Adelaide could hit 40C for multiple days and Melbourne is due to reach 37C on Friday.

Hobart could also hit 37C. If it reaches that mark on Saturday, it will be an all-time March record for the Tasmanian capital.

"Weather records could be broken over the next week," Sky News Weather channel meteorologist Tom Saunders said.

In South Australia, Victoria, and Tasmania, the Bureau of Meteorology is now predicting severe heatwave conditions from Thursday until Saturday - and for longer in some areas.

The cause of the heat is a "blocking high" on the Tasman Sea. With winds going anticlockwise around highs this is helping funnel desert heat down to the southern states.

It's going to be a scorcher of a week in southern Australia reaching 40C in Adelaide on multiple days. Picture: Sky News Weather
It's going to be a scorcher of a week in southern Australia reaching 40C in Adelaide on multiple days. Picture: Sky News Weather

BLISTERING

Adelaide doesn't look like it will have a day cooler than 37C until Sunday and 40C forecast for Friday and Saturday.

On a sticky Saturday night, the mercury might not dip below 27C.

The South Australian State Emergency Service has issued a warning about the threat of an "extreme heatwave".

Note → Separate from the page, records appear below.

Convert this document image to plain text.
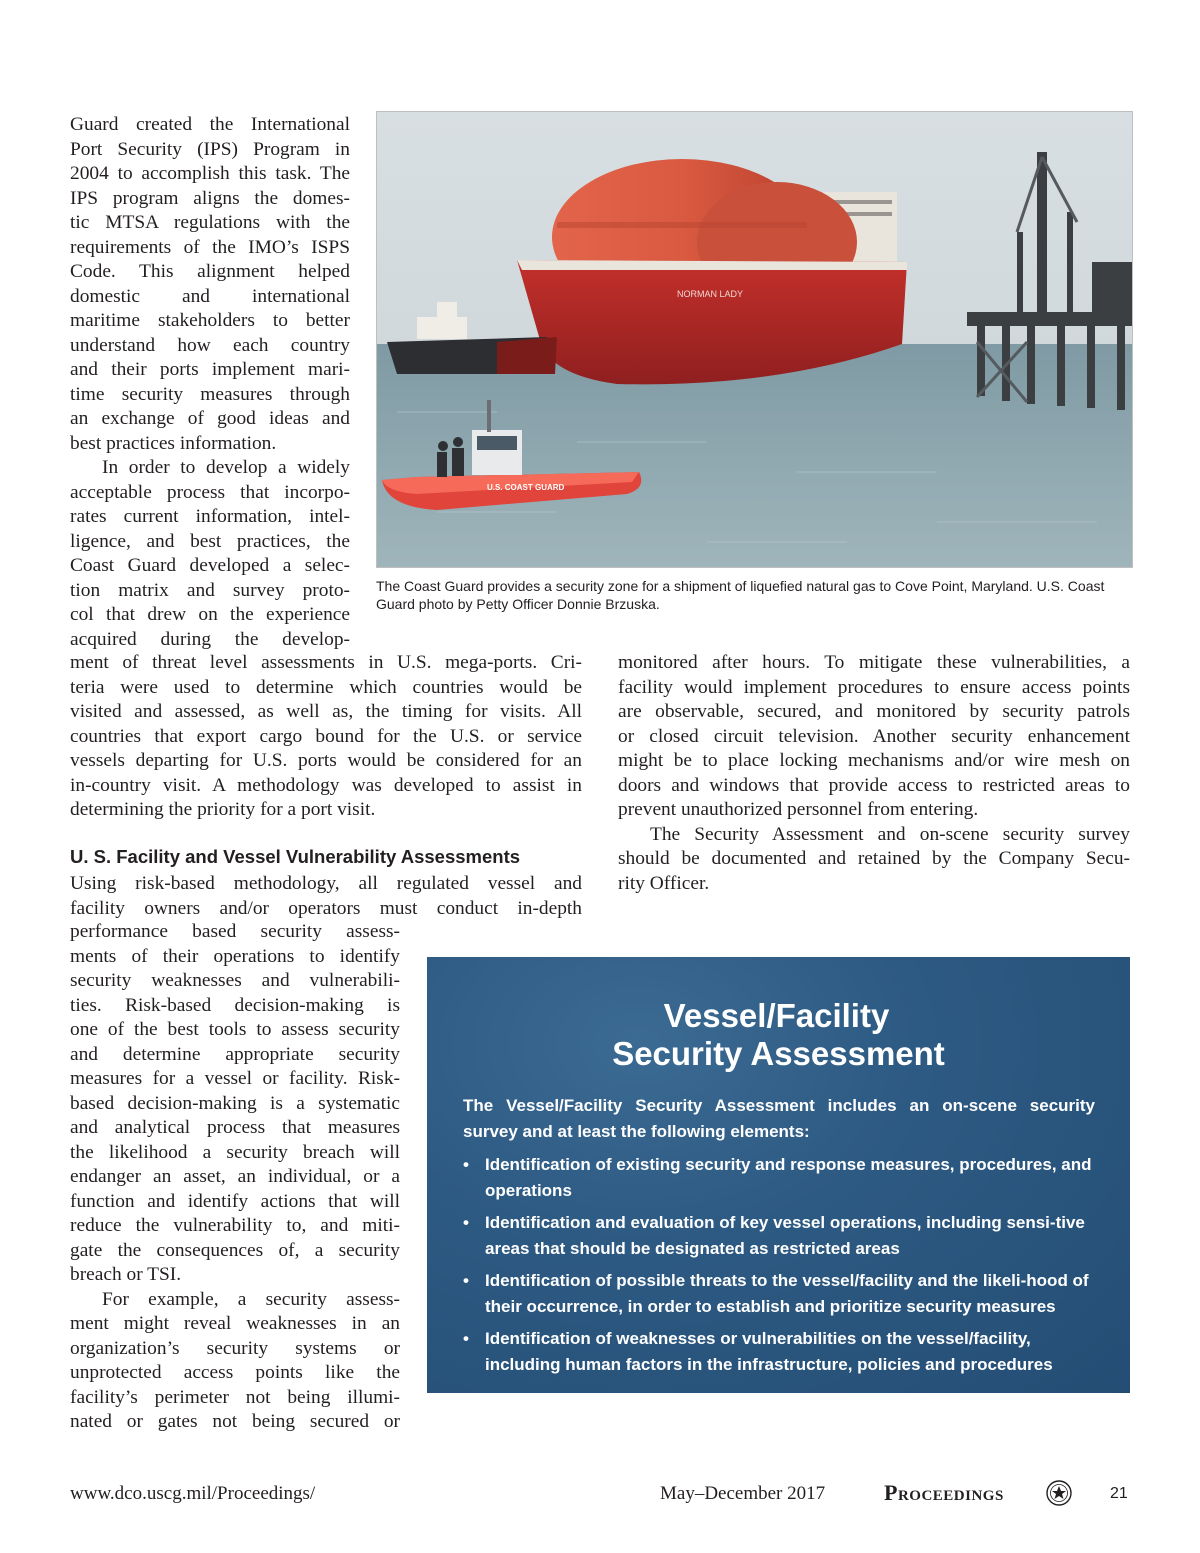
Guard created the International
Port Security (IPS) Program in
2004 to accomplish this task. The
IPS program aligns the domes-
tic MTSA regulations with the
requirements of the IMO’s ISPS
Code. This alignment helped
domestic and international
maritime stakeholders to better
understand how each country
and their ports implement mari-
time security measures through
an exchange of good ideas and
best practices information.
In order to develop a widely
acceptable process that incorpo-
rates current information, intel-
ligence, and best practices, the
Coast Guard developed a selec-
tion matrix and survey proto-
col that drew on the experience
acquired during the develop-
NORMAN LADY
U.S. COAST GUARD
The Coast Guard provides a security zone for a shipment of liquefied natural gas to Cove Point, Maryland. U.S. Coast Guard photo by Petty Officer Donnie Brzuska.
ment of threat level assessments in U.S. mega-ports. Cri-
teria were used to determine which countries would be
visited and assessed, as well as, the timing for visits. All
countries that export cargo bound for the U.S. or service
vessels departing for U.S. ports would be considered for an
in-country visit. A methodology was developed to assist in
determining the priority for a port visit.
U. S. Facility and Vessel Vulnerability Assessments
Using risk-based methodology, all regulated vessel and
facility owners and/or operators must conduct in-depth
performance based security assess-
ments of their operations to identify
security weaknesses and vulnerabili-
ties. Risk-based decision-making is
one of the best tools to assess security
and determine appropriate security
measures for a vessel or facility. Risk-
based decision-making is a systematic
and analytical process that measures
the likelihood a security breach will
endanger an asset, an individual, or a
function and identify actions that will
reduce the vulnerability to, and miti-
gate the consequences of, a security
breach or TSI.
For example, a security assess-
ment might reveal weaknesses in an
organization’s security systems or
unprotected access points like the
facility’s perimeter not being illumi-
nated or gates not being secured or
monitored after hours. To mitigate these vulnerabilities, a
facility would implement procedures to ensure access points
are observable, secured, and monitored by security patrols
or closed circuit television. Another security enhancement
might be to place locking mechanisms and/or wire mesh on
doors and windows that provide access to restricted areas to
prevent unauthorized personnel from entering.
The Security Assessment and on-scene security survey
should be documented and retained by the Company Secu-
rity Officer.
Vessel/Facility
Security Assessment
The Vessel/Facility Security Assessment includes an on-scene security survey and at least the following elements:
• Identification of existing security and response measures, procedures, and operations
• Identification and evaluation of key vessel operations, including sensi-tive areas that should be designated as restricted areas
• Identification of possible threats to the vessel/facility and the likeli-hood of their occurrence, in order to establish and prioritize security measures
• Identification of weaknesses or vulnerabilities on the vessel/facility, including human factors in the infrastructure, policies and procedures
www.dco.uscg.mil/Proceedings/	May–December 2017	Proceedings	21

On Monday the sate government issued a "code red" due to the heatwave threat which will remain current until Saturday. The declaration of a code red unlocks extra support for vulnerable people, such as the homeless, during a heatwave.

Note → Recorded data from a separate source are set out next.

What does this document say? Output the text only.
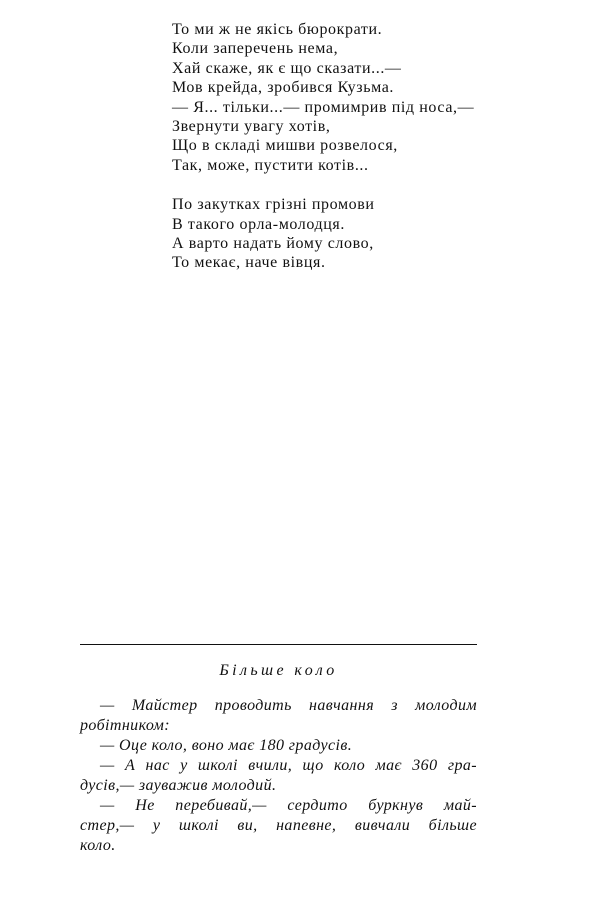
То ми ж не якісь бюрократи.
Коли заперечень нема,
Хай скаже, як є що сказати...—
Мов крейда, зробився Кузьма.
— Я... тільки...— промимрив під носа,—
Звернути увагу хотів,
Що в складі мишви розвелося,
Так, може, пустити котів...
По закутках грізні промови
В такого орла-молодця.
А варто надать йому слово,
То мекає, наче вівця.
Більше коло
— Майстер проводить навчання з молодим
робітником:
— Оце коло, воно має 180 градусів.
— А нас у школі вчили, що коло має 360 гра-
дусів,— зауважив молодий.
— Не перебивай,— сердито буркнув май-
стер,— у школі ви, напевне, вивчали більше
коло.
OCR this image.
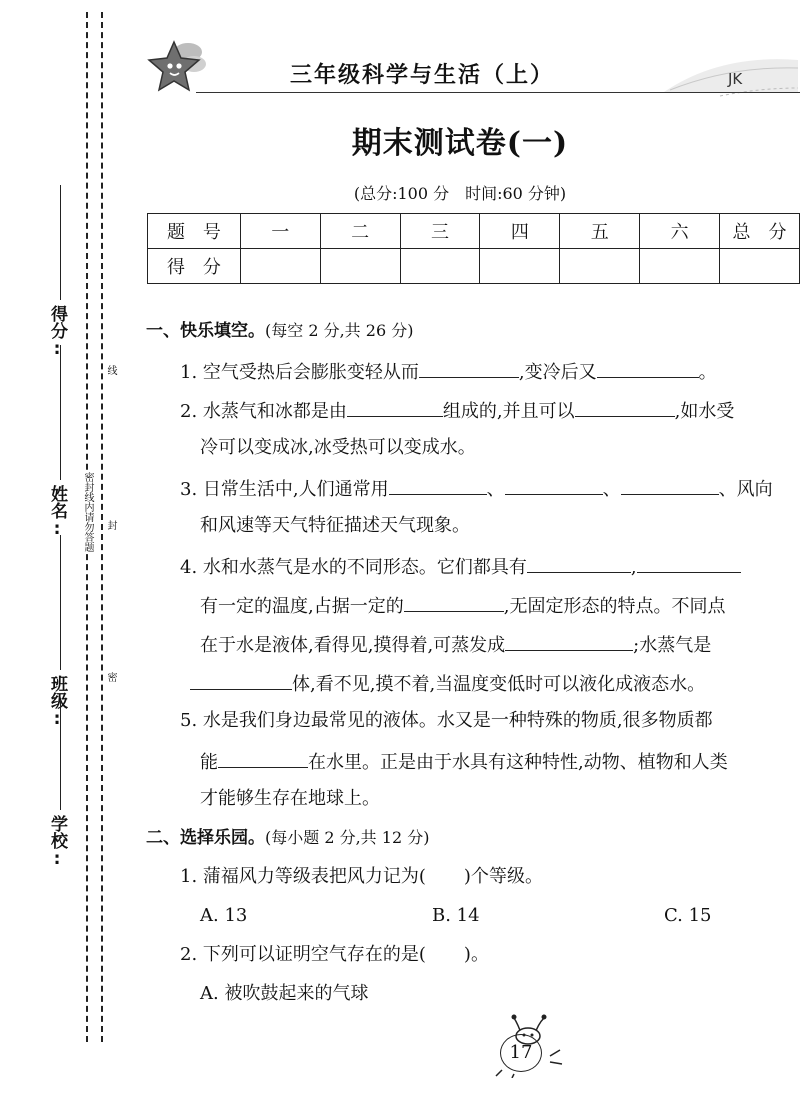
得分:
姓名:
班级:
学校:
线
密封线内请勿答题 封
密
三年级科学与生活（上）	JK
期末测试卷(一)
(总分:100 分　时间:60 分钟)
题　号	一	二	三	四	五	六	总　分
得　分							
一、快乐填空。(每空 2 分,共 26 分)
1. 空气受热后会膨胀变轻从而	,变冷后又	。
2. 水蒸气和冰都是由	组成的,并且可以	,如水受
冷可以变成冰,冰受热可以变成水。
3. 日常生活中,人们通常用	、	、	、风向
和风速等天气特征描述天气现象。
4. 水和水蒸气是水的不同形态。它们都具有	,
有一定的温度,占据一定的	,无固定形态的特点。不同点
在于水是液体,看得见,摸得着,可蒸发成	;水蒸气是
体,看不见,摸不着,当温度变低时可以液化成液态水。
5. 水是我们身边最常见的液体。水又是一种特殊的物质,很多物质都
能	在水里。正是由于水具有这种特性,动物、植物和人类
才能够生存在地球上。
二、选择乐园。(每小题 2 分,共 12 分)
1. 蒲福风力等级表把风力记为( )个等级。
A. 13	B. 14	C. 15
2. 下列可以证明空气存在的是( )。
A. 被吹鼓起来的气球
17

"That heat will linger during the week, day in day out, building slightly each day until Friday and Saturday when we'll be in the midst of a severe heatwave across much of southern mainland Australia," said Sky News Weather's Rob Sharpe on Monday.

"It won't be until Sunday until we see a proper cool change move on through and drop those temperatures."

It's a similar story in Victoria too.

After a high of 28C on Wednesday, Melbourne is forecast to hit 36C today before inching up to 37C on Friday.

 

Down in Tassie, the forecast has now jumped. Three days ago the BOM was expecting 33C on the weekend in Hobart, now it's up to 37C on Saturday before dropping to 27C on Sunday. That level of heat in March is almost unheard of with the record maximum of 37.3C set in 1940.

Canberra will be in the 30s until at least next Wednesday with a high of 32C on Thursday.

Sydney's CBD will be markedly cooler than the capitals further south. Partly cloudy, it may not even get as high as 30C for the next four days in the Harbour City meaning it will be pleasant if you're heading to the Mardi Gras parade on Saturday, peaking in the high 20s.

Warmer in the city's west with Penrith reaching 33C by Sunday and potentially as high as 39C next week.

In Perth, the week got off to blisteringly hot start, reaching 37C on Tuesday. But it's pushing its heat towards the east and swapping it out for something a bit more bearable. The WA capital will see just 23C on Friday before returning to the low-30s on Sunday. Thursday will be 27C.

Although spare a thought for Kalgoorlie which should peak at 45C on Thursday.

WET IN QUEENSLAND

Queensland is still feeling some effects from the retreat of former Cyclone Oma.

This week, coastal areas of the state will see fewer showers. Brisbane is likely to bounce around the 30C mark with the possibility of showers with some potentially heavy bursts on the weekend.

It will be similar conditions further north in Queensland. However, the rain levels will be nothing like what the state has seen in recent weeks.

But it could be uncomfortable, said Mr Sharpe, with "oppressive humidity" a strong likelihood due to all the moisture in the air and little of that falling as rain.

Darwin is looking at highs of 33C this week with a possibility of showers and storms. It could see humidity of 93 per cent on Thursday morning.